Al-Jerjawi memandang seninya sebagai pertahanan identitas Palestina.
“Pekerjaan berupaya menghapus budaya dan identitas kita. Tapi seni mempertahankan ingatan kita. Setiap lukisan yang saya buat adalah dokumen, memberi tahu dunia bahwa kita hidup, kita bermimpi dan kita memegang akar kita. “
![Artis Hussein al Jerjawi bekerja di studio sementara, menggunakan kembali tas tepung UNRWA yang dibuang sebagai kanvas untuk mendokumentasikan kehidupan di bawah pengepungan.](https://www.aljazeera.com/wp-content/uploads/2025/02/IMG_2446-1739379738.jpg?w=770&resize=770%2C513)
Mengubah rasa sakit menjadi seni
Ibrahim Mahna, 19, seniman Palestina lainnya, telah mengubah kotak bantuan kemanusiaan yang digunakan untuk mengemas makanan dan hal -hal penting lainnya menjadi karya seni yang katanya mewujudkan rasa sakit dan ketahanan keluarga yang dipindahkan oleh perang.
“Kotak -kotak ini bukan hanya wadah makanan. Mereka telah menjadi simbol kondisi sosial yang mengerikan yang kita hadapi saat ini sementara juga mencerminkan keuletan kita untuk melawan dan kemampuan untuk bertahan, ”kata Mahna.

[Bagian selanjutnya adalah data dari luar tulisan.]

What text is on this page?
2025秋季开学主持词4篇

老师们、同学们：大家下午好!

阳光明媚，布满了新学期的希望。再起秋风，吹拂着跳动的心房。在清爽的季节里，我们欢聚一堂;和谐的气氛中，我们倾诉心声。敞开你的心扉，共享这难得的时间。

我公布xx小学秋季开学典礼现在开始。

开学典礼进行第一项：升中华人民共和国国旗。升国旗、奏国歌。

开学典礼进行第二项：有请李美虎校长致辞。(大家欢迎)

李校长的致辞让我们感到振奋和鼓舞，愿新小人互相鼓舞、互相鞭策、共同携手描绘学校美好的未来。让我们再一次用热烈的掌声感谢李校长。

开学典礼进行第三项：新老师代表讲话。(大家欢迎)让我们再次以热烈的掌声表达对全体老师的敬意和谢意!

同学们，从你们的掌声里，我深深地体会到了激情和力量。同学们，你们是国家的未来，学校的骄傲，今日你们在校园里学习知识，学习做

Mahna mulai menggunakan kotak bantuan ketika pasokan seni tradisional menjadi tidak dapat diakses karena perang.
Dari permukaan kasar salah satu lukisan kotaknya, gambar wajah bermata berongga muncul, berteriak diam-diam. Di belakang mereka, tenda -tenda naik lanskap tandus diapit oleh pohon -pohon palem.
“Wajah -wajah ini adalah orang -orangku,” kata Mahna.
Karyanya sering menggambarkan tenda dan angka yang mencakup generasi, mencerminkan penderitaan warga Palestina yang telah kehilangan segalanya.
“Tenda -tenda telah menjadi yang tersisa – tempat penampungan rapuh yang tidak menawarkan perlindungan dari kekerasan alam atau beratnya tragedi mereka,” kata Mahna. “Penderitaan orang -orang yang terlantar di tenda -tenda ini menginspirasi saya untuk membuat lebih banyak lukisan yang mendokumentasikan yang mendokumentasikan Perjuangan harian mereka, memastikan cerita mereka tetap menjadi bukti keberadaan mereka. ”
Dia menunjuk seorang wanita di tengah salah satu lukisannya, wajahnya yang kuat namun lelah mewujudkan keibuan Palestina.
“Di belakangnya ada pria dan anak -anak yang terluka oleh perang dan kemiskinan. Wajah -wajah ini melambangkan orang yang menolak untuk dihapus, ”kata Mahna.
Bagi Mahna, seni adalah perlawanan dan identitas: “Pendudukan tidak hanya mengambil tanah kita. Ia mencoba menghapus kami. Lukisan di kotak bantuan memungkinkan saya merebut kembali kisah kami. “
Qouta mengatakan tidak ada keraguan bahwa pendudukan Israel telah sangat menargetkan seni dan budaya Palestina.
Meskipun Mahna dan al-Jerjawi berhasil terus berproduksi, Qouta mengatakan perang membuat banyak “seniman yang tidak dapat menciptakan karena trauma psikologis”.
Dia menambahkan: “Banyak yang harus fokus mendukung keluarga mereka dan menemukan keamanan.”